O Artigo 19 estabelece que provedores de aplicações, como redes sociais, buscadores e plataformas, só podem ser responsabilizados civilmente por conteúdos de terceiros caso descumpram uma ordem judicial específica de remoção. A lógica é clara: cabe ao Judiciário, e não às empresas privadas, decidir o que deve ou não permanecer no ar, salvo em casos excepcionais já previstos na lei.
Mas o que está realmente em jogo vai muito além da simples remoção de conteúdos. Estamos debatendo o papel das plataformas na regulação da comunicação social, na construção da opinião pública e, sobretudo, na definição dos limites da liberdade de expressão. Em outras palavras, discutimos se a sociedade ainda tem controle sobre seus próprios meios de expressão ou se ela já está submetida à vontade dos algoritmos, cujos critérios de moderação são opacos, privados e inquestionáveis.
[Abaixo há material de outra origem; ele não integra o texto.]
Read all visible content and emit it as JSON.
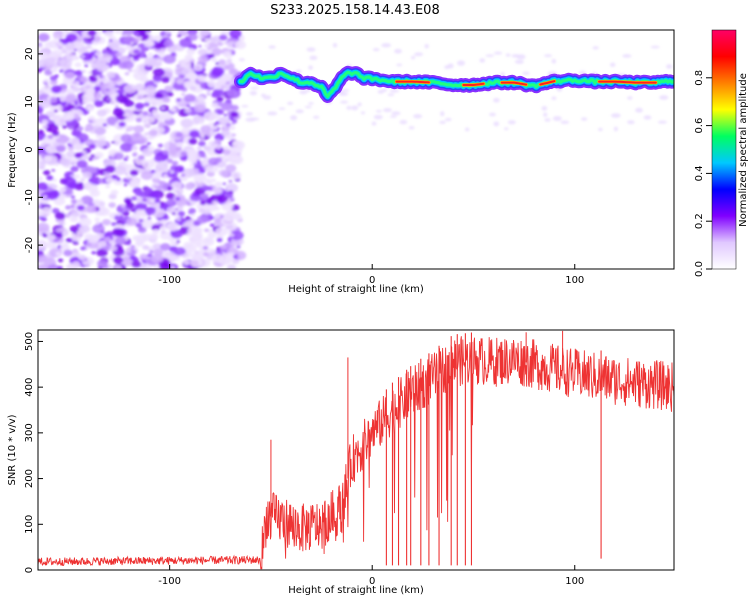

Essa discussão dialoga diretamente com um fenômeno crescente: o que estudiosos como Yanis Varoufakis e Cédric Durand chamam de tecnofeudalismo. Vivemos, segundo eles, em um regime no qual as plataformas digitais se tornaram os novos senhores feudais. Controlam o acesso, determinam quem vê o quê, quem pode vender, quem pode falar e, principalmente, quem é ouvido. Nesse ambiente, os usuários — ou melhor, os “servos da plataforma” — perdem agência, autonomia e até mesmo a capacidade de organizar coletivamente suas próprias regras.
É nesse contexto que o Artigo 19 se revela uma trincheira essencial na defesa da soberania popular na era digital. Ao impor que apenas uma decisão judicial possa determinar a remoção de conteúdos, a legislação brasileira reafirma a primazia do Estado de Direito sobre o arbítrio privado das plataformas. Trata-se de um mecanismo de resistência contra a transformação das regras públicas em termos de serviço privados, escritos por corporações que, em muitos casos, são mais poderosas que os próprios Estados.
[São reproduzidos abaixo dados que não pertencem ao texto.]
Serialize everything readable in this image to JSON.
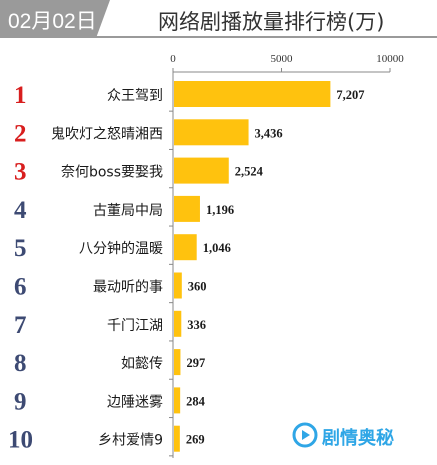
{
  "header": {
    "date": "02月02日",
    "title": "网络剧播放量排行榜(万)"
  },
  "watermark": {
    "text": "剧情奥秘",
    "icon": "play-icon"
  },
  "colors": {
    "bar": "#ffc20e",
    "rank_top3": "#d81e1e",
    "rank_rest": "#3d4a73",
    "header_gray": "#9a9a9a"
  },
  "chart_data": {
    "type": "bar",
    "orientation": "horizontal",
    "title": "网络剧播放量排行榜(万)",
    "xlim": [
      0,
      10000
    ],
    "x_ticks": [
      "0",
      "5000",
      "10000"
    ],
    "categories": [
      "众王驾到",
      "鬼吹灯之怒晴湘西",
      "奈何boss要娶我",
      "古董局中局",
      "八分钟的温暖",
      "最动听的事",
      "千门江湖",
      "如懿传",
      "边陲迷雾",
      "乡村爱情9"
    ],
    "ranks": [
      "1",
      "2",
      "3",
      "4",
      "5",
      "6",
      "7",
      "8",
      "9",
      "10"
    ],
    "values": [
      7207,
      3436,
      2524,
      1196,
      1046,
      360,
      336,
      297,
      284,
      269
    ],
    "value_labels": [
      "7,207",
      "3,436",
      "2,524",
      "1,196",
      "1,046",
      "360",
      "336",
      "297",
      "284",
      "269"
    ]
  }
}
Se aceitarmos que empresas como Google, Meta ou X (antigo Twitter) possam decidir, por conta própria, o que pode ou não circular no espaço digital, estaremos legitimando a substituição do debate democrático por uma lógica puramente comercial, onde a gestão da atenção, da visibilidade e até da verdade é feita segundo interesses privados, muitas vezes incompatíveis com o interesse público.
Há quem argumente que essa exigência judicial torna o processo de moderação lento e ineficaz, especialmente frente aos desafios das fake news e dos discursos de ódio. Esse é, sem dúvida, um ponto relevante, mas que deve ser enfrentado com o fortalecimento do Judiciário, com varas especializadas, procedimentos ágeis e instrumentos processuais eficientes — não com a terceirização do poder jurisdicional às mãos das Big Techs.
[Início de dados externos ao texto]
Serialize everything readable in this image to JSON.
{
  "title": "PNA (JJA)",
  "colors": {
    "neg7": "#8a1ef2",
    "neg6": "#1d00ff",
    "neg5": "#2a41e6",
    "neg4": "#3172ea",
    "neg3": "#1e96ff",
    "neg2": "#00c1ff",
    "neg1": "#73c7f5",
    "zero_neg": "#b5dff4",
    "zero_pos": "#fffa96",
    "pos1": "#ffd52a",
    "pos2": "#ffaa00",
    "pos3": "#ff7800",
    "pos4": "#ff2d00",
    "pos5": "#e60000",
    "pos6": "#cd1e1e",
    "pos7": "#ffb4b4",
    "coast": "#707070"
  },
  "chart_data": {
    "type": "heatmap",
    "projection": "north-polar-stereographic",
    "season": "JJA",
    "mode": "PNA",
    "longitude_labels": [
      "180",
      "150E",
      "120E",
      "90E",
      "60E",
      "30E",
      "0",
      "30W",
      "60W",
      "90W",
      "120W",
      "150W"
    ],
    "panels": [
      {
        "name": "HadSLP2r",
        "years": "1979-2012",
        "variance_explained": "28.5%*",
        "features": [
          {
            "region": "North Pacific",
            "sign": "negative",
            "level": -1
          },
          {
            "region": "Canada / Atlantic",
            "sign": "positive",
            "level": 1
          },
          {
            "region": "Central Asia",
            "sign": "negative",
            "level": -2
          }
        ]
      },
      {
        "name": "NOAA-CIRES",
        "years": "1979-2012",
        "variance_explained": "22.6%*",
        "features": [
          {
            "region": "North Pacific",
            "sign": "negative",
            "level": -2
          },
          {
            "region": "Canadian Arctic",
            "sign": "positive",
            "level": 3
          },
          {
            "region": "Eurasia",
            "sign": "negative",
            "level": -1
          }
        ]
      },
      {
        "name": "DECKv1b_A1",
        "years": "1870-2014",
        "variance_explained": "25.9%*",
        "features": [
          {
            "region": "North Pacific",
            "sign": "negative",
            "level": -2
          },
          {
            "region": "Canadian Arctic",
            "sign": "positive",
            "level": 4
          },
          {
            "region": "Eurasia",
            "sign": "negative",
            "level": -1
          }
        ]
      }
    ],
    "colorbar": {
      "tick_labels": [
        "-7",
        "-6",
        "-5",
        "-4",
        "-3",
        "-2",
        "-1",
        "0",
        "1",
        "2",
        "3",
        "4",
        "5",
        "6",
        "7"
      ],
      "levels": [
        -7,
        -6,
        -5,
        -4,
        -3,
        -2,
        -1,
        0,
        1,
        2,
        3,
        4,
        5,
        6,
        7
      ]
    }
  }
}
Mais do que nunca, o debate sobre o Artigo 19 revela que não vivemos à mercê de uma evolução tecnológica inevitável. Pelo contrário, como lembram David Graeber e David Wengrow, a história da humanidade é marcada pela capacidade de criar, resistir e transformar arranjos sociais. A internet não precisa ser um território de dominação algorítmica; ela pode — e deve — ser um espaço de liberdade, pluralidade e soberania, desde que a sociedade, por meio de suas instituições, decida assim.
Em suma, defender a constitucionalidade do Artigo 19 é mais do que um posicionamento jurídico. É um ato político e civilizatório. É escolher a democracia sobre o feudalismo digital. É reafirmar que, mesmo em tempos de algoritmos, nuvens e inteligência artificial, quem faz as regras deve ser, ainda e sempre, a sociedade — e não as plataformas.